Elle prend donc la résolution d’être franche avec lui, de lui avouer sa faute avec toutes ses conséquences, mais de réclamer pour elle la même indulgence, le même oubli du passé qu’elle consent à lui accorder. Mais aux premiers mots qu’elle prononce sur ce sujet, le prétendant l’arrête, lui ferme la bouche : son passé ne la regarde pas, c’est un livre qui doit rester fermé pour elle. Tout ce qu’elle a le droit d’exiger, c’est la fidélité dans le mariage ; à cet égard, il compte tenir strictement ses engagemens. Mais alors, quel droit a-t-il de connaître son passé à elle ? Pourquoi ce livre-là devrait-il lui être ouvert ? Duperie pour duperie ou réserve pour réserve, elle a tous les droits de taire son secret comme il tait le sien. Elle lui promet solennellement une fidélité dans le mariage égale à la sienne : là commencera la communauté. Pour ce qui est du passé, chacun gardera le sien : ce passé n’entrera pas dans leur nouvelle vie ; il n’a rien de commun avec le pacte qu’ils vont conclure pour l’avenir.

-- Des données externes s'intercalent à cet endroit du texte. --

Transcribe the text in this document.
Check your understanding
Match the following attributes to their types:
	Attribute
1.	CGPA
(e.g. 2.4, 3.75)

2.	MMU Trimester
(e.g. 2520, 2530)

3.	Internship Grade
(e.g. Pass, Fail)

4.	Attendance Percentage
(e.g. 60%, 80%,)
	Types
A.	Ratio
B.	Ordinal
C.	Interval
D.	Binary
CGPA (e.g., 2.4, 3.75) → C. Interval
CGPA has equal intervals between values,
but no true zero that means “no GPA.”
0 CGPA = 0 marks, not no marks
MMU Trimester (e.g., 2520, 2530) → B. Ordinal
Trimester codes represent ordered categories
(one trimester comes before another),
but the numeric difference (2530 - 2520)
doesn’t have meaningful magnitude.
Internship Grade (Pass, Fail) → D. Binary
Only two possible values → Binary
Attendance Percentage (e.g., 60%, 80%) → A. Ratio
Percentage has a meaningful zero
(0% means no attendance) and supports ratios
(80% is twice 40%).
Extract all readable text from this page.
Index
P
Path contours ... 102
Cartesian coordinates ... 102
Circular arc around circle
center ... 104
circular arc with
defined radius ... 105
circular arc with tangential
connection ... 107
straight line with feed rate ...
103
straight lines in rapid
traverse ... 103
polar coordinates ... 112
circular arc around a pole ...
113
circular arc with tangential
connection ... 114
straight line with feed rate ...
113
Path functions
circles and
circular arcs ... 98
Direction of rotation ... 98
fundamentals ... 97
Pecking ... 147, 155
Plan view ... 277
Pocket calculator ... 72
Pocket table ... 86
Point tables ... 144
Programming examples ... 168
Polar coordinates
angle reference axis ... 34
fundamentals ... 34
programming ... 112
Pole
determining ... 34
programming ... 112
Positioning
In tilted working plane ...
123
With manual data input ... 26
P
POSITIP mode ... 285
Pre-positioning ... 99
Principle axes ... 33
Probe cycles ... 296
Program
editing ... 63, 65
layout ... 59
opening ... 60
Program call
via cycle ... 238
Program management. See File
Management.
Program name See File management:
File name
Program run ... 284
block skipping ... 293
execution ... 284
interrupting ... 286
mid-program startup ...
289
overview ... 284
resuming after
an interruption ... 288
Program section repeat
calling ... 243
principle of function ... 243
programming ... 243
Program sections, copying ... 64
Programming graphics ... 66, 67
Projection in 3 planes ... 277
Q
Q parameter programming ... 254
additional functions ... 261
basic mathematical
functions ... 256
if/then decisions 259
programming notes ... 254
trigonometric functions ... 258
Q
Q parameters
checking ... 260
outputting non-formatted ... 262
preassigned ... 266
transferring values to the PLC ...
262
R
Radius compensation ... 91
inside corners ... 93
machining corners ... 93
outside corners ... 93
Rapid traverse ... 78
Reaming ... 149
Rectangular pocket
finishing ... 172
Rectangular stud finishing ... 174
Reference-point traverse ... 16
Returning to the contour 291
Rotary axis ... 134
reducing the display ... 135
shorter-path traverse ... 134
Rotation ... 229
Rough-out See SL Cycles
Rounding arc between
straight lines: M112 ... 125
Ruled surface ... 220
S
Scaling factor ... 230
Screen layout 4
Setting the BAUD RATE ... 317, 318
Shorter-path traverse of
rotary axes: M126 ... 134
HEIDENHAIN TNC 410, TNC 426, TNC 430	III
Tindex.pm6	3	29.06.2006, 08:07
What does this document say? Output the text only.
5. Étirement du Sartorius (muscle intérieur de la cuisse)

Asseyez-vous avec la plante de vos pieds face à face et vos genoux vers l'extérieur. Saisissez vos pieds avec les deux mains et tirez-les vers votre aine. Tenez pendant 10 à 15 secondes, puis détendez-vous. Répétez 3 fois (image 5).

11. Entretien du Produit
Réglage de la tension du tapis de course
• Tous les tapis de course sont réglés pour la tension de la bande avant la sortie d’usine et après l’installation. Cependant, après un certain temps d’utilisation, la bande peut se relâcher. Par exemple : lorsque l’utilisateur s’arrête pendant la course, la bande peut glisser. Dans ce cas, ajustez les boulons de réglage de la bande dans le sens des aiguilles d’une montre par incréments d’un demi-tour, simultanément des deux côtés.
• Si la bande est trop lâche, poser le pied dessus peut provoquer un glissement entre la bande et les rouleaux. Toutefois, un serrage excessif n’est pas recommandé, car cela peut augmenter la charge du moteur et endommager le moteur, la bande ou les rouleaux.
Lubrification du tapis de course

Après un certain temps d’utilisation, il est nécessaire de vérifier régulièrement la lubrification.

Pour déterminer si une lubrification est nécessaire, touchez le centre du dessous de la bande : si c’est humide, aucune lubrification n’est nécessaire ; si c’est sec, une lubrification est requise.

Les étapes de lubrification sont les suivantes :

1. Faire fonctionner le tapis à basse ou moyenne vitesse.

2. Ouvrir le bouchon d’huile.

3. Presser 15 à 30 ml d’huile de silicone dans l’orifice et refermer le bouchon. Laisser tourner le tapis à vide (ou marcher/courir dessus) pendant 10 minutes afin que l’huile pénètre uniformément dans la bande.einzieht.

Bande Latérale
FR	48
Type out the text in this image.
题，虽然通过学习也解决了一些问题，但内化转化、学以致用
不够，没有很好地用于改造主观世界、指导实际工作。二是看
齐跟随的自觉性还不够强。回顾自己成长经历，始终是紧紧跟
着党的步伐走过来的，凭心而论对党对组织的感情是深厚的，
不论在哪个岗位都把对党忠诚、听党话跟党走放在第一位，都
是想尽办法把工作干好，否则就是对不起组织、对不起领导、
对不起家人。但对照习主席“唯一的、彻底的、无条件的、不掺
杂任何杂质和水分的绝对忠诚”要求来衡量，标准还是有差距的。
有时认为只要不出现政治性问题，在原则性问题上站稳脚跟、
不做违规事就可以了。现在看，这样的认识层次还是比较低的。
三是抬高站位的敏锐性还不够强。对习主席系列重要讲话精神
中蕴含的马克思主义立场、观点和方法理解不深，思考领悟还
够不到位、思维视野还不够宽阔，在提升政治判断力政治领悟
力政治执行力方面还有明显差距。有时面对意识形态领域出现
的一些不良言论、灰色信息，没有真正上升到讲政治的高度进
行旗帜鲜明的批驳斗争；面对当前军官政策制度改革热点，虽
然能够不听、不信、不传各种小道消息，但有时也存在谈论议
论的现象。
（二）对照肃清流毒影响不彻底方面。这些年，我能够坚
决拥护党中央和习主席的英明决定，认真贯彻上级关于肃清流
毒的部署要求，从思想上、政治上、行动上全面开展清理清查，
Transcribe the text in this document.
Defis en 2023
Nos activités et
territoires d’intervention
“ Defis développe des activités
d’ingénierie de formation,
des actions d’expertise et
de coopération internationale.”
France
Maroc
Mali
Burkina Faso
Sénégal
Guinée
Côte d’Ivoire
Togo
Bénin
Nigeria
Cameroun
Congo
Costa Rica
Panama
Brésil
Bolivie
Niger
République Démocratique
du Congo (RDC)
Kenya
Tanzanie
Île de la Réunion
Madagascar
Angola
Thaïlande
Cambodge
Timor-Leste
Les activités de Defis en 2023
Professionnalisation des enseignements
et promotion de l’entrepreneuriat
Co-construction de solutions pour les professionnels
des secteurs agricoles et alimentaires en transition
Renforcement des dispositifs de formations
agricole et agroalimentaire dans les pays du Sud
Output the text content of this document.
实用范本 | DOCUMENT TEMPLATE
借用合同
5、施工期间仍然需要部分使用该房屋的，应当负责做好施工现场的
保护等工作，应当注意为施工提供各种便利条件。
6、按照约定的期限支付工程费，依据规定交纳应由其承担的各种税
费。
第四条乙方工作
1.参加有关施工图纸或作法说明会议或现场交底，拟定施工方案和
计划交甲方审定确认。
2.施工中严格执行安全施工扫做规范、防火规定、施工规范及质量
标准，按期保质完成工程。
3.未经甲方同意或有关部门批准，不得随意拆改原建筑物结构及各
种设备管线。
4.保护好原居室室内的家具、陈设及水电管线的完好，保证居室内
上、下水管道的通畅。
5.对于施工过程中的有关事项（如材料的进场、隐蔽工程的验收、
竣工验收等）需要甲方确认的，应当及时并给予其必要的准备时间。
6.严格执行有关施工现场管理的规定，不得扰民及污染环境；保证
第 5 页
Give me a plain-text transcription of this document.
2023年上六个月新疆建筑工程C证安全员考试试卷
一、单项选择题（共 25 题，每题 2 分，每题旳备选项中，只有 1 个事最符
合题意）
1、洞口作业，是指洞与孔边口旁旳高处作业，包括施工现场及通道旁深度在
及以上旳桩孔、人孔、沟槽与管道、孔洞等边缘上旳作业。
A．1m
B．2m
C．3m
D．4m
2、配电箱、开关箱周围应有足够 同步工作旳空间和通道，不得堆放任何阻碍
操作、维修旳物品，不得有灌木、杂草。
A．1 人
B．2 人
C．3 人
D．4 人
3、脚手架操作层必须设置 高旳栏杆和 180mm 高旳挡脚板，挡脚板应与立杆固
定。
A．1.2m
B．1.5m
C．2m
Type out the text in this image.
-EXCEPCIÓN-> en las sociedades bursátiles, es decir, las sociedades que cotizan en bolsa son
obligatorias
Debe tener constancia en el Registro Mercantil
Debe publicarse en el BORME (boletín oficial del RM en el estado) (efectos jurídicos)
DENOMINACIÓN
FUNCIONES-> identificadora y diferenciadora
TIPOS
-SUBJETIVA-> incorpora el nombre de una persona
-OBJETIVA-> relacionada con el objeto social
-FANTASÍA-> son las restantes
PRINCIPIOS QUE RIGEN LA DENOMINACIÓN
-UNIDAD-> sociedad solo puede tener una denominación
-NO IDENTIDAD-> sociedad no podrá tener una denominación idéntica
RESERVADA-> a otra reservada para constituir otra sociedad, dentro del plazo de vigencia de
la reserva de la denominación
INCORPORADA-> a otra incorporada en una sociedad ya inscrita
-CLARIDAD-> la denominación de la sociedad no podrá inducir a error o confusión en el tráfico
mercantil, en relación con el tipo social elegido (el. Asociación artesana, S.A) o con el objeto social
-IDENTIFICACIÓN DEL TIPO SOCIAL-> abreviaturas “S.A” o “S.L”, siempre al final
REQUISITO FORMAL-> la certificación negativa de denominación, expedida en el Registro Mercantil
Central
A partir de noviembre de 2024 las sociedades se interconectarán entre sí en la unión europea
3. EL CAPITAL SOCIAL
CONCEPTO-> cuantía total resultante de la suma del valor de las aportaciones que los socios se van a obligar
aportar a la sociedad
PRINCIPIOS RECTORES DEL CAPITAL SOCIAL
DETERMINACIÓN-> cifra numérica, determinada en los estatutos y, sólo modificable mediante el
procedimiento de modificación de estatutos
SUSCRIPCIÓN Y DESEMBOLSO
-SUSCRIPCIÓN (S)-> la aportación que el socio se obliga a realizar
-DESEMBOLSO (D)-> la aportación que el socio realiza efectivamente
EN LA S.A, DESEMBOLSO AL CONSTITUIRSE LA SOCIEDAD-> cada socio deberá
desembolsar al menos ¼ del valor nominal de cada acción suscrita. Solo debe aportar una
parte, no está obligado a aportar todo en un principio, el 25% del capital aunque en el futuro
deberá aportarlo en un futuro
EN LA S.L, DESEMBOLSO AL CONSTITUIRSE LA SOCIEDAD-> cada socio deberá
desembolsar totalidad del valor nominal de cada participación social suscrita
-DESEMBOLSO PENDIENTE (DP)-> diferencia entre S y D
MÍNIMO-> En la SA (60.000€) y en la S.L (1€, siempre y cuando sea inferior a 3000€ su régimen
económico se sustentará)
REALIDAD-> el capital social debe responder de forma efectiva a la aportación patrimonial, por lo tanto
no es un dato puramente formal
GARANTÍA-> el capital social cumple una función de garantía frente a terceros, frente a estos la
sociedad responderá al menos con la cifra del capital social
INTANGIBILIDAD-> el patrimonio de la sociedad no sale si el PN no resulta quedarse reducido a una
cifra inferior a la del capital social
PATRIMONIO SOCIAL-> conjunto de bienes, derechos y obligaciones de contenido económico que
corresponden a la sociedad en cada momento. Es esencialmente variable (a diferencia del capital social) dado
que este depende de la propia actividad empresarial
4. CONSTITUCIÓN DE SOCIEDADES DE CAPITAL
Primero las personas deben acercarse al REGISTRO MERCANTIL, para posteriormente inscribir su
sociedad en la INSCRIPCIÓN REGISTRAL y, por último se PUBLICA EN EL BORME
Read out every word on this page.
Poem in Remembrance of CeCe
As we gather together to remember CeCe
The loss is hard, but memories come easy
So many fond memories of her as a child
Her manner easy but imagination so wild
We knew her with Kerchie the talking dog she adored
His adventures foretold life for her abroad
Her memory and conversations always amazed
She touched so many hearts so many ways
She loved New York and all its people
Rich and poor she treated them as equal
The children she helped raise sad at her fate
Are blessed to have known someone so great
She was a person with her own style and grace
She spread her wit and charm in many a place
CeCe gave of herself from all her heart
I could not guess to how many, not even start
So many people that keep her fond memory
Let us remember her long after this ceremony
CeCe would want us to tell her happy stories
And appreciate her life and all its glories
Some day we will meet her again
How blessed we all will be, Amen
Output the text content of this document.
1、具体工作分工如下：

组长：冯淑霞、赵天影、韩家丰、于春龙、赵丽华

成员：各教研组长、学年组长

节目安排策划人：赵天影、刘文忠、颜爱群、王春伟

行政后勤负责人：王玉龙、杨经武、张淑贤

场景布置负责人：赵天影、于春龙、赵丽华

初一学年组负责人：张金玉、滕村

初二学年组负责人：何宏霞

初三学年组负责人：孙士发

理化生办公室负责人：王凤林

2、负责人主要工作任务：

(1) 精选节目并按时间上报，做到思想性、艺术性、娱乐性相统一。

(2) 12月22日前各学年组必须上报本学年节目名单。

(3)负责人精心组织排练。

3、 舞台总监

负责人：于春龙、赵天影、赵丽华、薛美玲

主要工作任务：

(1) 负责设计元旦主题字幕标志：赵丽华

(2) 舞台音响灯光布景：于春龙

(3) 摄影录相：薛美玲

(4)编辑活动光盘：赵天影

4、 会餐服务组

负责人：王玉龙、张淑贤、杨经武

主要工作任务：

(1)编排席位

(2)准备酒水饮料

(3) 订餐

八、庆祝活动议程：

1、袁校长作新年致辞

Sauf cette admission en principe de l’égalité des droits entre les sexes, M. de Geijerstam raille assez sévèrement les prétentions de la femme Scandinave à ce sujet, qui, dit-il, font naître une hypocrisie spéciale chez l’homme, augmentent la mésintelligence entre les sexes, et ajoutent aux difficultés du mariage. Après avoir montré les sévérités hypocrites des pères, les pruderies ridicules des mères, les exigences impossibles des filles et les sentimentalités rétrospectives des épouses, il établit qu’il en résulte une sorte de duperie générale et une véritable tyrannie.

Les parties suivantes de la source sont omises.